Sakin ve sükûnet içinde, düşüncelerin şovlardan daha öncelikli olduğu seçim atmosferine alışık değiliz ama hepimizi beklediği, istediği ve düşündüğü bu.
Binlerce insanın hayatını kaybettiği, binlerce insanın yaralı olarak tedavi gördüğü, milyonlarca insanın evinden ve maddi, manevi varlıklarından yoksun kaldığı bir durumdayız çünkü.
Depremin yıkıcı etkisi 11 ilde olduysa da, psikolojik etkisi 81 ilin tamamın yayılmış durumda.
Seçimin doğal olarak iki önemli karakteri var.

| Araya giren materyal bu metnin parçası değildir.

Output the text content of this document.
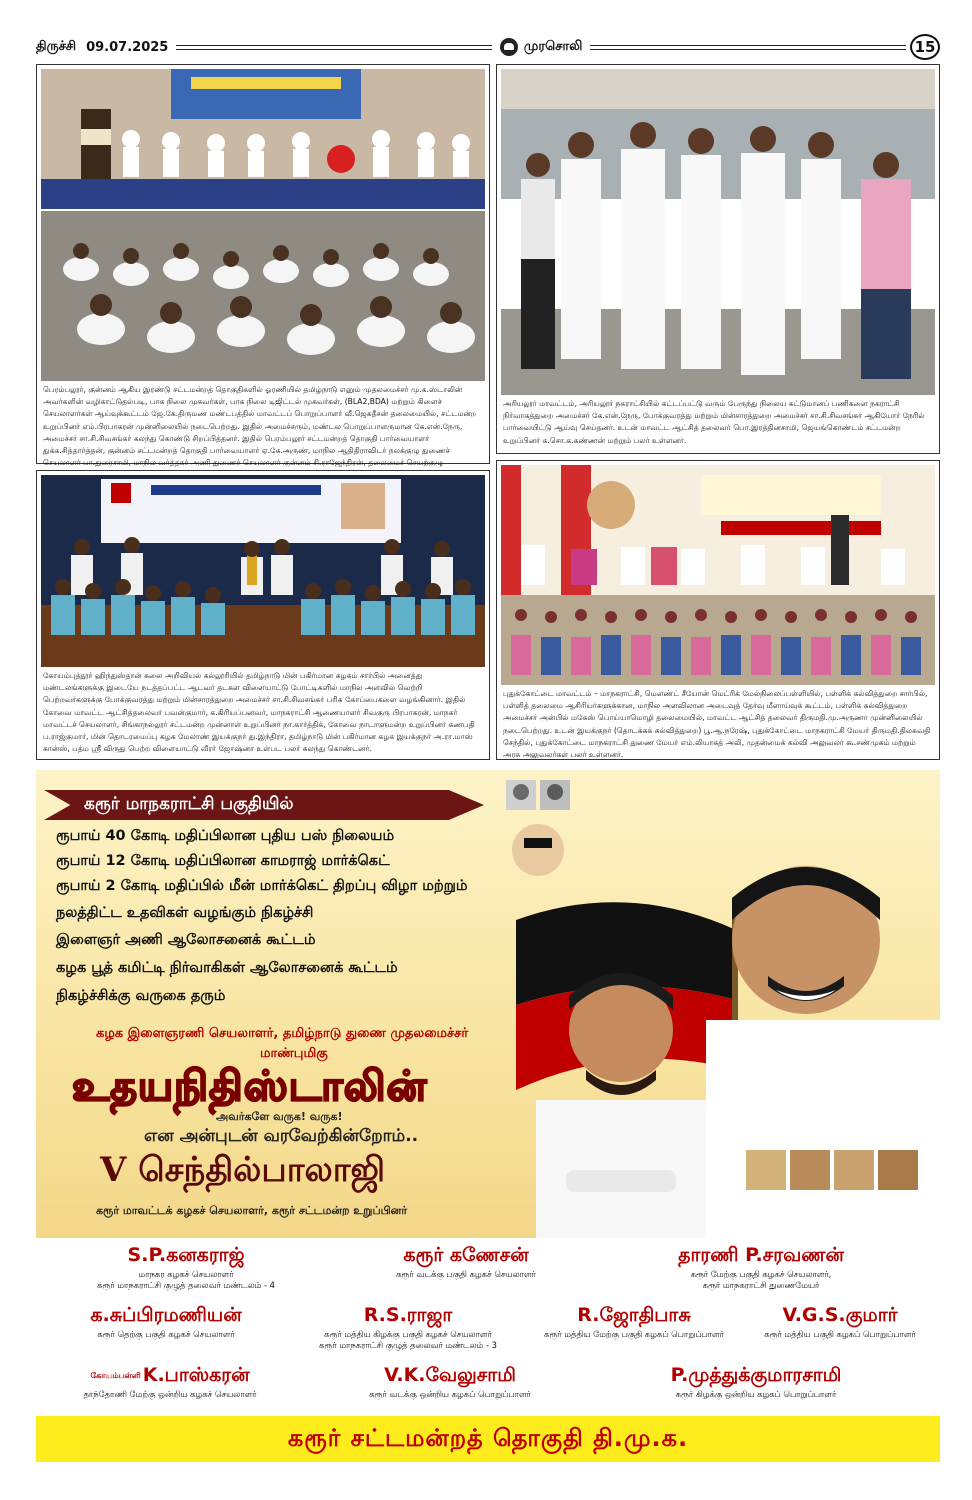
திருச்சி 09.07.2025	முரசொலி	15
பெரம்பலூர், குன்னம் ஆகிய இரண்டு சட்டமன்றத் தொகுதிகளில் ஓரணியில் தமிழ்நாடு எனும் முதலமைச்சர் மு.க.ஸ்டாலின் அவர்களின் வழிகாட்டுதல்படி, பாக நிலை முகவர்கள், பாக நிலை டிஜிட்டல் முகவர்கள், (BLA2,BDA) மற்றும் கிளைச் செயலாளர்கள் ஆய்வுக்கூட்டம் ஜே.கே.திருமண மண்டபத்தில் மாவட்டப் பொறுப்பாளர் வீ.ஜெகதீசன் தலைமையில், சட்டமன்ற உறுப்பினர் எம்.பிரபாகரன் முன்னிலையில் நடைபெற்றது. இதில் அமைச்சரும், மண்டல பொறுப்பாளருமான கே.என்.நேரு, அமைச்சர் சா.சி.சிவசங்கர் கலந்து கொண்டு சிறப்பித்தனர். இதில் பெரம்பலூர் சட்டமன்றத் தொகுதி பார்வையாளர் துக்க.சித்தார்த்தன், குன்னம் சட்டமன்றத் தொகுதி பார்வையாளர் ஏ.கே.அருண், மாநில ஆதிதிராவிடர் நலக்குழு துணைச் செயலாளர் பா.துரைசாமி, மாநில வர்த்தகர் அணி துணைச் செயலாளர் குன்னம் சி.ராஜேந்திரன், தலைமைச் செயற்குழு
அரியலூர் மாவட்டம், அரியலூர் நகராட்சியில் கட்டப்பட்டு வரும் பேருந்து நிலைய கட்டுமானப் பணிகளை நகராட்சி நிர்வாகத்துறை அமைச்சர் கே.என்.நேரு, போக்குவரத்து மற்றும் மின்சாரத்துறை அமைச்சர் சா.சி.சிவசங்கர் ஆகியோர் நேரில் பார்வையிட்டு ஆய்வு செய்தனர். உடன் மாவட்ட ஆட்சித் தலைவர் பொ.இரத்தினசாமி, ஜெயங்கொண்டம் சட்டமன்ற உறுப்பினர் க.சொ.க.கண்ணன் மற்றும் பலர் உள்ளனர்.
கோயம்புத்தூர் ஹிந்துஸ்தான் கலை அறிவியல் கல்லூரியில் தமிழ்நாடு மின் பகிர்மான கழகம் சார்பில் அனைத்து மண்டலங்களுக்கு இடையே நடத்தப்பட்ட ஆடவர் தடகள விளையாட்டு போட்டிகளில் மாநில அளவில் வெற்றி பெற்றவர்களுக்கு போக்குவரத்து மற்றும் மின்சாரத்துறை அமைச்சர் சா.சி.சிவசங்கர் பரிசு கோப்பைகளை வழங்கினார். இதில் கோவை மாவட்ட ஆட்சித்தலைவர் பவன்குமார், க.கிரியப்பனவர், மாநகராட்சி ஆணையாளர் சிவகுரு பிரபாகரன், மாநகர் மாவட்டச் செயலாளர், சிங்காநல்லூர் சட்டமன்ற முன்னாள் உறுப்பினர் நா.கார்த்திக், கோவை நாடாளுமன்ற உறுப்பினர் கணபதி ப.ராஜ்குமார், மின் தொடரமைப்பு கழக மேலாண் இயக்குநர் து.இந்திரா, தமிழ்நாடு மின் பகிர்மான கழக இயக்குநர் அ.ரா.மாஸ் கான்ஸ், பத்ம ஸ்ரீ விருது பெற்ற விளையாட்டு வீரர் ஜோஷ்னா உள்பட பலர் கலந்து கொண்டனர்.
புதுக்கோட்டை மாவட்டம் – மாநகராட்சி, மௌண்ட் சீயோன் மெட்ரிக் மேல்நிலைப்பள்ளியில், பள்ளிக் கல்வித்துறை சார்பில், பள்ளித் தலைமை ஆசிரியர்களுக்கான, மாநில அளவிலான அடைவுத் தேர்வு மீளாய்வுக் கூட்டம், பள்ளிக் கல்வித்துறை அமைச்சர் அன்பில் மகேஸ் பொய்யாமொழி தலைமையில், மாவட்ட ஆட்சித் தலைவர் திருமதி.மு.அருணா முன்னிலையில் நடைபெற்றது. உடன் இயக்குநர் (தொடக்கக் கல்வித்துறை) பூ.ஆ.நரேஷ், புதுக்கோட்டை மாநகராட்சி மேயர் திருமதி.திலகவதி செந்தில், புதுக்கோட்டை மாநகராட்சி துணை மேயர் எம்.லியாகத் அலி, முதன்மைக் கல்வி அலுவலர் கூ.சண்முகம் மற்றும் அரசு அலுவலர்கள் பலர் உள்ளனர்.
கரூர் மாநகராட்சி பகுதியில்
ரூபாய் 40 கோடி மதிப்பிலான புதிய பஸ் நிலையம்
ரூபாய் 12 கோடி மதிப்பிலான காமராஜ் மார்க்கெட்
ரூபாய் 2 கோடி மதிப்பில் மீன் மார்க்கெட் திறப்பு விழா மற்றும்
நலத்திட்ட உதவிகள் வழங்கும் நிகழ்ச்சி
இளைஞர் அணி ஆலோசனைக் கூட்டம்
கழக பூத் கமிட்டி நிர்வாகிகள் ஆலோசனைக் கூட்டம்
நிகழ்ச்சிக்கு வருகை தரும்
கழக இளைஞரணி செயலாளர், தமிழ்நாடு துணை முதலமைச்சர்
மாண்புமிகு
உதயநிதிஸ்டாலின்
அவர்களே வருக! வருக!
என அன்புடன் வரவேற்கின்றோம்..
V செந்தில்பாலாஜி
கரூர் மாவட்டக் கழகச் செயலாளர், கரூர் சட்டமன்ற உறுப்பினர்
S.P.கனகராஜ்
மாநகர கழகச் செயலாளர்
கரூர் மாநகராட்சி குழுத் தலைவர் மண்டலம் - 4
கரூர் கணேசன்
கரூர் வடக்கு பகுதி கழகச் செயலாளர்
தாரணி P.சரவணன்
கரூர் மேற்கு பகுதி கழகச் செயலாளர்,
கரூர் மாநகராட்சி துணைமேயர்
க.சுப்பிரமணியன்
கரூர் தெற்கு பகுதி கழகச் செயலாளர்
R.S.ராஜா
கரூர் மத்திய கிழக்கு பகுதி கழகச் செயலாளர்
கரூர் மாநகராட்சி குழுத் தலைவர் மண்டலம் - 3
R.ஜோதிபாசு
கரூர் மத்திய மேற்கு பகுதி கழகப் பொறுப்பாளர்
V.G.S.குமார்
கரூர் மத்திய பகுதி கழகப் பொறுப்பாளர்
கோயம்பள்ளி K.பாஸ்கரன்
தாந்தோணி மேற்கு ஒன்றிய கழகச் செயலாளர்
V.K.வேலுசாமி
கரூர் வடக்கு ஒன்றிய கழகப் பொறுப்பாளர்
P.முத்துக்குமாரசாமி
கரூர் கிழக்கு ஒன்றிய கழகப் பொறுப்பாளர்
கரூர் சட்டமன்றத் தொகுதி தி.மு.க.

Birisi seçmen, diğeri seçilen.
Seçmen kısmından bakarsak olaya seçim atmosferinde kimin seçildiği, kimin seçilmediğinden çok psikolojik olarak hala yaşadıkları, oturdukları, uyudukları konutların sağlamlığı konusunda ciddi, sorunsal bir düşünce var.
Bu düşüncenin nedeni de asrın felaketinde yüksek katlı binaların, kartondan üstü üste konmuş kutular gibi yıkılması, çökmesi ve yok olması.
Sosyal medyada herkesin deprem anı ve deprem sonrası olarak gördüğü görüntüler ister istemez insan psikolojisinde, ‘Yaşadığım, oturduğum, uyuduğum konut güvenli mi?’ sorusunu akıllarda bıraktı.
Yüksek katlı binaların yıkılması ve yok olmasının yanında, o yüzsek binaların bulunduğu zeminlerin sağlım olup, olmadığı sorusu da beraberinde geldi.
Dağların sağlam zemin olduğu, ovaların gevşek ve depremi daha çok hisseden, hissettiren zemin olduğu gerçekliği uzun yıllar insanın yaşamsal birçok fonksiyonu kolay olduğu için tercih edilen, halk deyimiyle, düz alanda, düzlük alanda, yorulmadan gidip, gelinen yerlerin konut alanı olarak tercih edilmesini de ne kadar yanlış olduğunu gösterdi.
Yüz yıllar önce henüz bu kadar gelişmiş bilgi ve teknolojiye sahip olmayan insanların şehirleri dağlara ve dağ eteklerine kurmasının nedeni bir yandan düz alanları tarımsal alan olarak kullanması olduğu gibi diğer yandan da dağların her anlamda fiziki güvence vermesiydi.
Her seçimde olduğu gibi bu seçimde de seçilmek isteyenin hedefi seçmen sayısının yoğunluğuna bağlı olarak dikey yapılar olacak.
Yani çok katlı binaların olduğu, çok seçmenin var olduğu yerler.
İşte o seçmenin karşısına çıkan seçilmek isteyen, seçmenin yüzüne baktığında yukarıda söylediğim psikolojik hali ve düşünce halini görecektir.
Elinde oyu bulunan seçmenin aklında, ‘Deprem olursa içinde yaşadığım, oturduğum ve uyuduğum bu çok katlı binaya ne olur? Evim ayakta kalır mı? Ben yaşar mıyım?’
Bu soruya, ama kısa vadeli, ama uzun vadeli seçilmek isteyenin mutlaka bir cevabı olmak zorunda.
Seçmen adeta can derdindeyken, canını, canlarını düşünürken elindeki oyu ideolojik olarak istemek yeterli olmayacaktır.
Deprem, çürük zemin, çürük binaların içindeki insanları ideoloji olarak ayırt edemiyor!